Monday, May 20, 2024, 12:30 – 2:00 pm, Talk Room 2
The Vision Sciences Society is honored to present Michael A. Cohen with the 2024 Elsevier/VSS Young Investigator Award.
The Elsevier/VSS Young Investigator Award, sponsored by Vision Research, is given to an early-career vision scientist who has made outstanding contributions to the field. The nature of this work can be fundamental, clinical, or applied. The award selection committee gives highest weight to the significance, originality and potential long-range impact of the work. The selection committee may also take into account the nominee’s previous participation in VSS conferences or activities, and substantial obstacles that the nominee may have overcome in their careers. The awardee is asked to give a brief presentation of her/his work and is required to write an article to be published in Vision Research.
Michael A. Cohen
Assistant Professor, Department of Psychology & Program in Neuroscience, Amherst College; Research Scientist, McGovern Institute for Brain Research, Massachusetts Institute of Technology
The 2024 Elsevier/VSS Young Investigator Award goes to Professor Michael A. Cohen for his fundamental contributions to the scientific study of perceptual awareness. Michael Cohen is an Assistant Professor in the Department of Psychology and Program in Neuroscience at Amherst College and is also a Research Scientist at the McGovern Institute for Brain Research at the Massachusetts Institute of Technology (MIT). After completing his undergraduate degree in Philosophy at Tufts University working with Daniel C. Dennett., Prof Cohen did his PhD with George Alvarez and Ken Nakayama at Harvard and then completed a postdoctoral fellowship at MIT with Nancy Kanwisher.
Dr. Cohen’s research seeks to understand the cognitive and neural factors that determine which information in the world is consciously perceived by an observer and ultimately reaches perceptual awareness. Early in his career, he wrote several articles focusing on the theoretical foundations of consciousness studies, with special attention paid to attention and the limits of perceptual awareness.
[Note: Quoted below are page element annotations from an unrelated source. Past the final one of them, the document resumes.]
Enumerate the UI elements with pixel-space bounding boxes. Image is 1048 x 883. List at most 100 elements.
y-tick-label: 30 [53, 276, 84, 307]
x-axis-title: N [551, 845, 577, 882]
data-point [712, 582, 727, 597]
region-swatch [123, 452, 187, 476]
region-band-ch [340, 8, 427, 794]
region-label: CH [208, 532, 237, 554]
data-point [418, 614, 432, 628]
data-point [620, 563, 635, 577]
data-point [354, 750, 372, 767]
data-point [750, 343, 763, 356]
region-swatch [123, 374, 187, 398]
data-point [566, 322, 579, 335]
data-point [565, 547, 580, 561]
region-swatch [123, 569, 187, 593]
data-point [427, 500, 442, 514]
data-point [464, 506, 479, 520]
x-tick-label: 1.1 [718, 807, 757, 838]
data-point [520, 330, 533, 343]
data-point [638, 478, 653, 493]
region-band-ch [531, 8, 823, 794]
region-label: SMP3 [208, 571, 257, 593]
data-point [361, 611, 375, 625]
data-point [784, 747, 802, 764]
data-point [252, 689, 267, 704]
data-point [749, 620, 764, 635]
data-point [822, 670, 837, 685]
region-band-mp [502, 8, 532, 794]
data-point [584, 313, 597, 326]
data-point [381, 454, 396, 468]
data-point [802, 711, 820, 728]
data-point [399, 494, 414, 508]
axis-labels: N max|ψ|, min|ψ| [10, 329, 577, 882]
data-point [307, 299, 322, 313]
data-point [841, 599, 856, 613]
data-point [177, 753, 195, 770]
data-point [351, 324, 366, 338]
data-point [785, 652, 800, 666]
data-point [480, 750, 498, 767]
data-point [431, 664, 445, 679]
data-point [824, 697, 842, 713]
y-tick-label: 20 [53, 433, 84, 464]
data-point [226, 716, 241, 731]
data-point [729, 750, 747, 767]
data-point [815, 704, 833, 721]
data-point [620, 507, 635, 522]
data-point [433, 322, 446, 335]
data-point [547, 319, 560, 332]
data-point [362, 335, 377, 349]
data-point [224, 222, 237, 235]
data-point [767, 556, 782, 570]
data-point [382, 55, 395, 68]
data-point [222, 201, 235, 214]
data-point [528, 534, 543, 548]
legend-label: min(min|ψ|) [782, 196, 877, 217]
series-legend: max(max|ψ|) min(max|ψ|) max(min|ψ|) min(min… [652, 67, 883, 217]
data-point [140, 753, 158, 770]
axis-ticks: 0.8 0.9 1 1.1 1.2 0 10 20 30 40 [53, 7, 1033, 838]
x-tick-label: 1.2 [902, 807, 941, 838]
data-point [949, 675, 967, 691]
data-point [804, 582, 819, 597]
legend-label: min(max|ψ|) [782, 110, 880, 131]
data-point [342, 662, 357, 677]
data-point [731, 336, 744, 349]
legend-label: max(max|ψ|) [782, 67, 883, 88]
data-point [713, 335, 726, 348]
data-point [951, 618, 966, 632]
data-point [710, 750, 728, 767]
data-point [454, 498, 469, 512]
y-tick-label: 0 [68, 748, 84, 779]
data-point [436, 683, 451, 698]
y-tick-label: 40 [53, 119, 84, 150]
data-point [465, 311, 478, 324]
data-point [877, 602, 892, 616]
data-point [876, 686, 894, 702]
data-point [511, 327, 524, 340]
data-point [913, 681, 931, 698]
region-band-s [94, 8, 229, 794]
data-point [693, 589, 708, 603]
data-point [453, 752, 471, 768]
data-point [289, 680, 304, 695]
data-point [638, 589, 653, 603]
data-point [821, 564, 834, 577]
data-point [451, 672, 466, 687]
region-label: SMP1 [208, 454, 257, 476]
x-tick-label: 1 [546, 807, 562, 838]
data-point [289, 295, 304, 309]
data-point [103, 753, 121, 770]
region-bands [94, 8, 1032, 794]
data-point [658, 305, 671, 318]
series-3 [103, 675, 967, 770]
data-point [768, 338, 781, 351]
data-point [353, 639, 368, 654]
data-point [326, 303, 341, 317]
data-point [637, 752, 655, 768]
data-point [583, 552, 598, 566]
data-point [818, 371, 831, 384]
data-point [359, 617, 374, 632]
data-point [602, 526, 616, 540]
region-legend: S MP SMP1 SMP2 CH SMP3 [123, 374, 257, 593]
As a graduate student, he then spent considerable time relating the organization of the visual system to a wide variety of cognitive abilities including working memory, visual search, and perceptual awareness. His more recent work has focused on understanding how much of the world observers perceive at a given moment and what neural processes are necessary for information to transition from unconscious to conscious. Throughout his career, Dr. Cohen has received an impressive series of grants from the NIH, NSF, CIFAR, and the Templeton Foundation. Across his career, he has used a variety of experimental techniques including traditional psychophysics, head-mounted virtual reality (VR), EEG, fMRI, and various computational modelling techniques. Dr. Cohen’s research exemplifies the intersection between combining various high-level theoretical frameworks with precise, cutting-edge experimentation to make fundamental contributions to vision science.
The cognitive and neural limitations of perceptual awareness
What are the limits of perceptual awareness and what are the cognitive and neural factors that determine those limits? In this talk, I will first describe a series of behavioral experiments using head-mounted virtual reality (VR), traditional psychophysics, and deep learning methods (i.e., convolutional neural networks) that aim to quantify exactly what parts of the external world are consciously perceived at any given moment. Then, I will use a combination of EEG and fMRI to examine the neural factors that determine whether or not a piece of information is ultimately accessed by awareness, with particular focus on a previously undiscovered neural signature of conscious perception. Taken together, this collection of results offers new insights into the limits of human cognition and opens the door for many future studies aimed at understanding these limitations.
Dr. Cohen will speak during the Awards session.